Мы дошли до паровоза. Он тоже не дышал. Топка была открыта, но даже сладковатый запах гари был истреблен морозом.
Мы пошли назад к начальнику вокзала. Человек в форме железнодорожника сидел в крохотной комнатенке за столом, покрытым инеем.
— Когда будет поезд на Борисову Гриву? — спросил я.
И он ответил:
— Поездов больше не будет. Все кончено.
И после этих слов мы ушли. Мы долго стояли на улице. Было тихо. Шел снег. «Все кончено». Не дай бог пережить такой приговор. Вдруг я увидел все глазами этого человека: вокзал, гастроном, книжный магазин — все в снегу, все заколочено, закрыто, кончено. Склад мебели, керосиновая лавка, почтовое отделение… Мне показалось, что там мелькнула какая-то тень.
— Пойду дам телеграмму, — сказал я.
Макогоненко быстро, как-то уж очень быстро взглянул на меня, вероятно решил, что я спятил. Но ничего не сказал и смирно пошел за мной.
Я знал, что рискую, — скорей всего я просто ошибся и за этими окнами, схваченными морозом, тоже давно все кончено. Но выиграть этот спор было тем более важно.
В почтовом отделении, за стеклянной перегородкой сидела женщина, закутанная в платки. Перед ней на стойке лежали бланки, пожелтевшие конверты, линованные листы из школьных тетрадей и открытки с видами Ленинграда.
— Можно дать телеграмму? — спросил я.
— Да, можно.
Я взял бланк, вынул карандаш из сумки и, не задумываясь, написал несколько слов. Куда? Я написал адрес госпиталя на улице Красного Курсанта. Лене Петровых. Обратный адрес: Ленинград, проездом.
— Шестьдесят семь копеек, — сказала почтарша, подсчитав количество слов.
Я заплатил, получил сдачу и квитанцию и взглянул на Макогоненко, как Христос на Фому неверующего.
Телеграмму эту Лена получила через три месяца, в апреле, а я вспомнил, как смотрел Макогоненко то на меня, то на почтаршу.
Мы вышли из почтового отделения в приподнятом настроении и снова стали думать, как нам добираться. Я был знаком со многими работниками Управления тыла 42-й армии и знал, что они хотят посылать машину с рыбаками на Ладогу. Кажется, для подводного лова. От Финляндского вокзала до Управления километров шесть-семь и…
Снова начались наши немудреные остроты: «В путь, в путь, кончен день забав!», «Закрыть подшлемники!»
Мы пришли вовремя. Действительно, машина пойдет и может нас забрать. Рыбаков они, оказывается, уже давно отвезли и теперь должны привезти их обратно. А туда машина пойдет с эвакуированными. Крытая машина, фургончик.

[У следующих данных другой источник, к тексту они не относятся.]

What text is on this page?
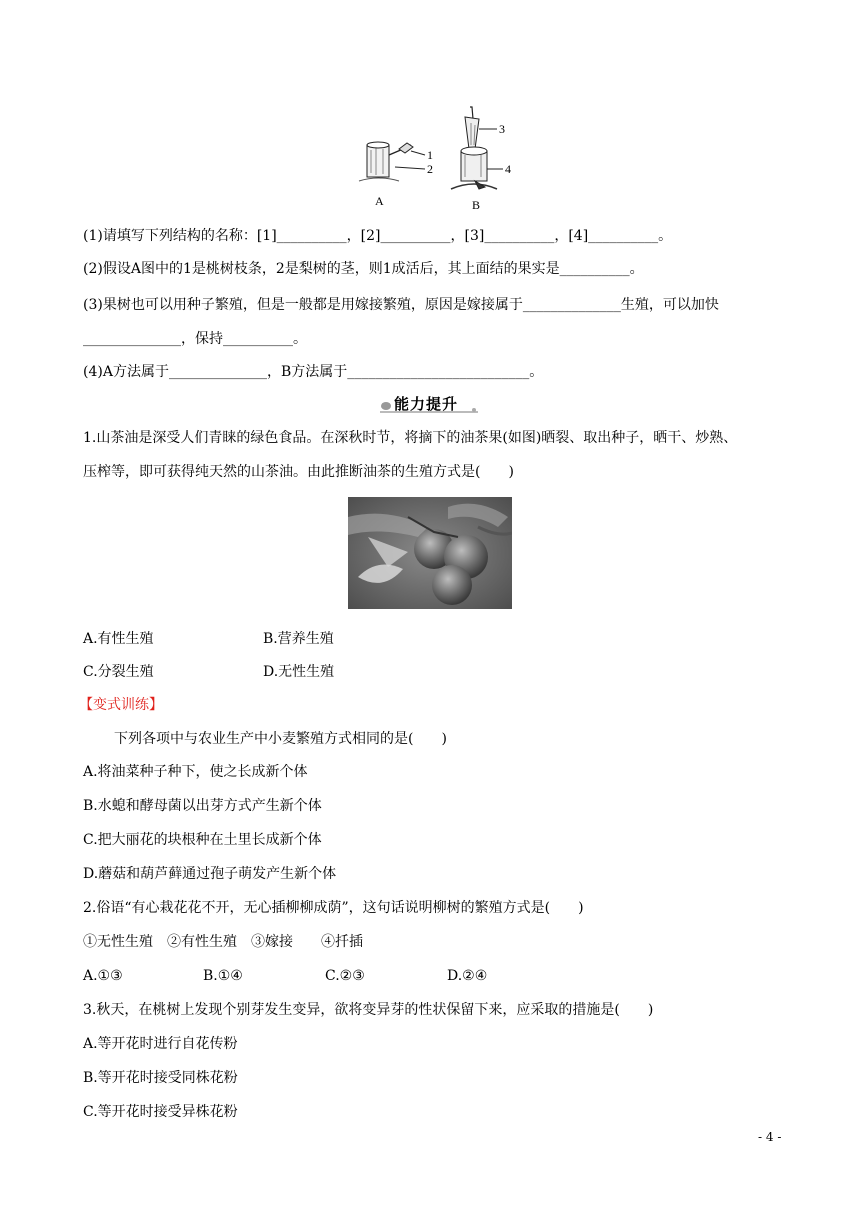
1
2
3
4
A	B
(1)请填写下列结构的名称：[1]__________，[2]__________，[3]__________，[4]__________。
(2)假设A图中的1是桃树枝条，2是梨树的茎，则1成活后，其上面结的果实是__________。
(3)果树也可以用种子繁殖，但是一般都是用嫁接繁殖，原因是嫁接属于______________生殖，可以加快
______________，保持__________。
(4)A方法属于______________，B方法属于__________________________。
能力提升
1.山茶油是深受人们青睐的绿色食品。在深秋时节，将摘下的油茶果(如图)晒裂、取出种子，晒干、炒熟、
压榨等，即可获得纯天然的山茶油。由此推断油茶的生殖方式是(　　)
A.有性生殖	B.营养生殖
C.分裂生殖	D.无性生殖
【变式训练】
下列各项中与农业生产中小麦繁殖方式相同的是(　　)
A.将油菜种子种下，使之长成新个体
B.水螅和酵母菌以出芽方式产生新个体
C.把大丽花的块根种在土里长成新个体
D.蘑菇和葫芦藓通过孢子萌发产生新个体
2.俗语“有心栽花花不开，无心插柳柳成荫”，这句话说明柳树的繁殖方式是(　　)
①无性生殖　②有性生殖　③嫁接　　④扦插
A.①③	B.①④	C.②③	D.②④
3.秋天，在桃树上发现个别芽发生变异，欲将变异芽的性状保留下来，应采取的措施是(　　)
A.等开花时进行自花传粉
B.等开花时接受同株花粉
C.等开花时接受异株花粉
- 4 -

На следующий день мы двинулись. Небольшой фургончик, с четырех сторон обнесенный фанерой, был переполнен так, что мы еле туда воткнулись. Я полулежал, упираясь ногами в Макогоненко, а он ногами упирался в меня, но по крайней мере нам не было холодно.
Я несколько раз пытался сосчитать, сколько же здесь всего людей, но так и не смог этого сделать. Люди сидели и лежали, что называется, навалом.
Все молчали. Двое стариков беспрерывно что-то жевали, а может быть, мне это казалось, может быть, они молились богу, чтобы доехать благополучно.
Вскоре в нашем фургончике появились мертвые. Умер один из стариков, потом умерла женщина, которая ехала с двумя детьми и бабушкой. Бабушка продолжала с ней разговаривать как с живой и сердилась, что та не отвечает. Дети — мальчик и девочка — говорили:
— Бабушка, мама умерла. — Но та их не слушала и снова о чем-то спрашивала мертвую и сердилась на нее.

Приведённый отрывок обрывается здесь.